Yeah, honestly that what i did last time, and still no luck. I got it to delete in safe mode though, so the universe is in a state of harmony again. but thanks.


----------



## jcgriff2 (Sep 30, 2007)

*Re: Vista can't change file permissions*

Glad to hear this is solved. SAFEMODE was the next step - you beat me to it!

Regards. . .

jcgriff2

.


----------



## TPetey (May 20, 2009)

*Re: Vista can't change file permissions*



jcgriff2 said:


> Glad to hear this is solved. SAFEMODE was the next step - you beat me to it!
> 
> Regards. . .
> 
> ...


I don't mean to be rude, but this issue isn't "solved". The very most you can say is that there exists a time-consuming and unsatisfactory workaround (time-consuming and work-interrupting reboot into safe mode) to an endemic and extremely annoying problem.
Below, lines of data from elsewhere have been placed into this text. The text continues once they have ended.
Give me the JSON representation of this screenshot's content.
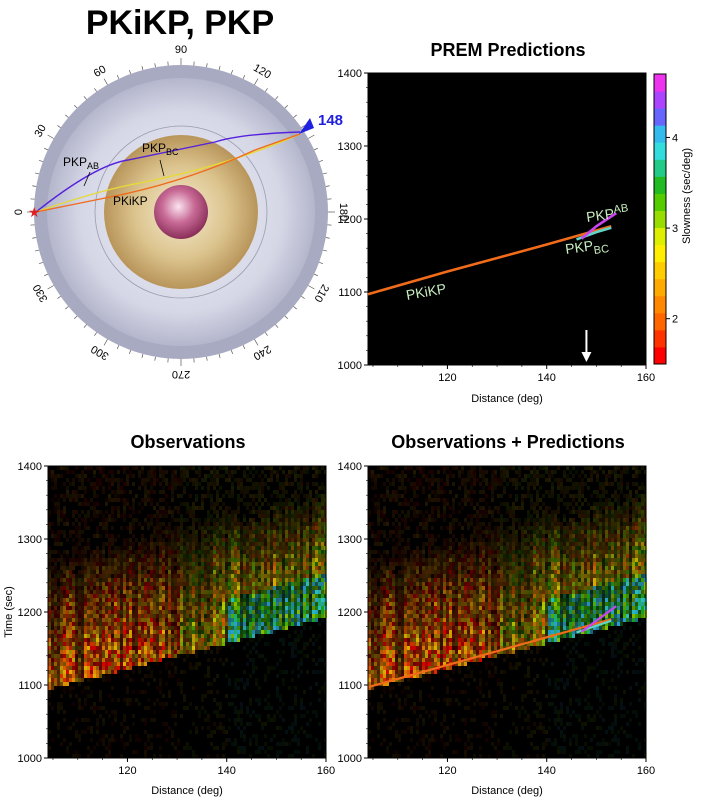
{
  "page": {
    "main_title": "PKiKP, PKP",
    "colors": {
      "mantle": "#c7c9dc",
      "outer_core": "#c8a964",
      "inner_core": "#b0507a",
      "pkp_ab": "#5522dd",
      "pkp_bc": "#e6d93a",
      "pkikp": "#f06b1a",
      "station": "#2020e0",
      "source": "#e02020",
      "label_green": "#c8f0c0",
      "panel_bg": "#000000"
    }
  },
  "earth_diagram": {
    "angle_ticks": [
      "0",
      "30",
      "60",
      "90",
      "120",
      "148",
      "180",
      "210",
      "240",
      "270",
      "300",
      "330"
    ],
    "station_label": "148",
    "phase_labels": {
      "pkp_ab": {
        "base": "PKP",
        "sub": "AB"
      },
      "pkp_bc": {
        "base": "PKP",
        "sub": "BC"
      },
      "pkikp": "PKiKP"
    }
  },
  "colorbar": {
    "label": "Slowness (sec/deg)",
    "ticks": [
      "2",
      "3",
      "4"
    ],
    "range": [
      1.5,
      4.7
    ],
    "colors": [
      "#ff0000",
      "#ff3300",
      "#ff6600",
      "#ff8800",
      "#ffaa00",
      "#ffcc00",
      "#ffee00",
      "#ddee00",
      "#99dd00",
      "#55cc00",
      "#22bb22",
      "#22cc88",
      "#33dddd",
      "#33bbee",
      "#6666ff",
      "#aa44ff",
      "#ee33ee"
    ]
  },
  "chart_data": [
    {
      "type": "line",
      "title": "PREM Predictions",
      "xlabel": "Distance (deg)",
      "ylabel": "",
      "xlim": [
        104,
        160
      ],
      "ylim": [
        1000,
        1400
      ],
      "xticks": [
        "120",
        "140",
        "160"
      ],
      "yticks": [
        "1000",
        "1100",
        "1200",
        "1300",
        "1400"
      ],
      "arrow_at_distance": 148,
      "series": [
        {
          "name": "PKiKP",
          "color": "#f06b1a",
          "x": [
            104,
            120,
            140,
            153
          ],
          "y": [
            1097,
            1128,
            1165,
            1190
          ]
        },
        {
          "name": "PKP_BC",
          "color": "#5fd4c8",
          "x": [
            146,
            150,
            153
          ],
          "y": [
            1172,
            1182,
            1188
          ]
        },
        {
          "name": "PKP_AB",
          "color": "#cc44ee",
          "x": [
            147,
            150,
            154
          ],
          "y": [
            1173,
            1190,
            1208
          ]
        }
      ],
      "labels": {
        "pkikp": "PKiKP",
        "pkp_ab": {
          "base": "PKP",
          "sub": "AB"
        },
        "pkp_bc": {
          "base": "PKP",
          "sub": "BC"
        }
      }
    },
    {
      "type": "heatmap",
      "title": "Observations",
      "xlabel": "Distance (deg)",
      "ylabel": "Time (sec)",
      "xlim": [
        104,
        160
      ],
      "ylim": [
        1000,
        1400
      ],
      "xticks": [
        "120",
        "140",
        "160"
      ],
      "yticks": [
        "1000",
        "1100",
        "1200",
        "1300",
        "1400"
      ],
      "onset_line": {
        "x": [
          104,
          160
        ],
        "y": [
          1097,
          1195
        ]
      }
    },
    {
      "type": "heatmap",
      "title": "Observations + Predictions",
      "xlabel": "Distance (deg)",
      "ylabel": "",
      "xlim": [
        104,
        160
      ],
      "ylim": [
        1000,
        1400
      ],
      "xticks": [
        "120",
        "140",
        "160"
      ],
      "yticks": [
        "1000",
        "1100",
        "1200",
        "1300",
        "1400"
      ],
      "overlay_series": [
        {
          "name": "PKiKP",
          "color": "#f06b1a",
          "x": [
            104,
            153
          ],
          "y": [
            1097,
            1190
          ]
        },
        {
          "name": "PKP_BC",
          "color": "#5fd4c8",
          "x": [
            146,
            153
          ],
          "y": [
            1172,
            1188
          ]
        },
        {
          "name": "PKP_AB",
          "color": "#cc44ee",
          "x": [
            147,
            154
          ],
          "y": [
            1173,
            1208
          ]
        }
      ]
    }
  ]
}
And for those of us running processes that take hours to complete and can't safely be interrupted, a glib "reboot to safe mode" is no answer at all.

[rant]
This is a glaring flaw in the Vista implementation. Say what you want, but any operating system that won't allow the sole owner and administrator of the system to do something as simple as delete or rename a file without jumping through these absurd hoops is BROKEN. Security is an important concern and I fully agree with the notion of routinely operating at a level of permissions below administrator, but when the system's security implementation is so brittle and error-prone such that again and again I am required to take extraordinary steps to sidestep them in order to use my machine in the way that I choose, even after supplying the appropriate administrator credentials, some serious fix and/or redesign is called for. If my company delivered software with serious productivity-sapping problems like these and took such a casual attitude toward resolving them to the customer's satisfaction, we'd have no customers left.

Microsoft is protected from that kind of backlash for now because people don't really have a viable alternative ... but their shield of monopoly won't protect them forever. In the meantime, they're hard at work expanding the already vast and deep reservoir of latent ill will in their customer base. Unless they begin to take their customers' concerns more seriously, one day they'll drown in it.
[/rant]


----------